7. Assist clients in accessing health related services, including but not limited to overcoming barriers to obtaining needed medical care and social services.
8. Facilitate patient engagement in routine preventive screenings through PCP, community programs or Clinic.
9. Advise patients of resources related to improving general health and PMPH Community Wellness program offerings and facilitate enrollment as appropriate.
QUALIFICATIONS:
Education • Master's degree required. • Related Work Experience • At least 2 years related work experience preferred. • Can additional experience substitute for education? If “yes”, specify type of experience (i.e. supervisory or nonsupervisory, etc) and identify how many years of additional experience:
LICENSURE, CERTIFICATION OR REGISTRATION REQUIREMENTS:
• State of New Jersey Licensed Social Worker (LSW) required.

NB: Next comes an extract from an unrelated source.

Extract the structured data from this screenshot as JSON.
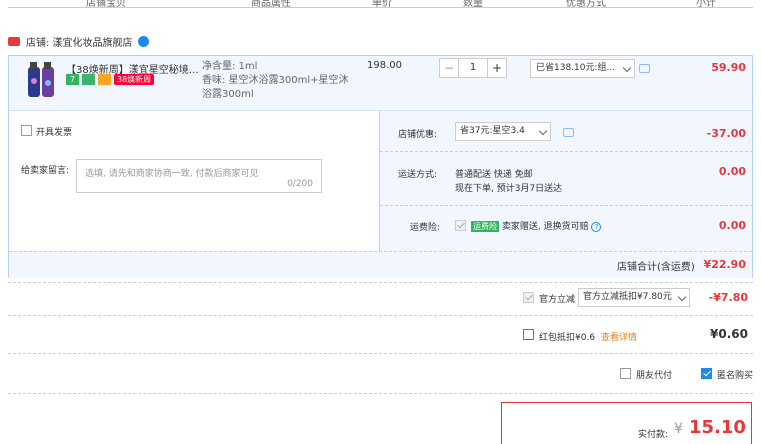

• National Case Management Certification preferred.
• Valid Driver’s License and automobile insurance required.
SPECIALIZED SKILLS & KNOWLEDGE REQUIREMENTS:
• Two years of hospital or community social work experience.
• Ability to work independently with minimal supervision.
• Excellent interpersonal and communication skills.
• Bilingual in English and Spanish.
• Strong understanding of cultural competency with the target populations.
• Exposure to issues of death and dying.
• Capacity to understand and negotiate internal and external systems and various stakeholders.
We are an Equal Opportunity and Affirmative Action employer. Candidates are considered for employment without regard to race, ethnicity, color, sex, sexual orientation, gender identity, religion, national origin, ancestry, age, disability, marital status, familial status, genetic information, domestic or sexual violence victim status, citizenship status, military status, status as a protected veteran or any other status protected by applicable law.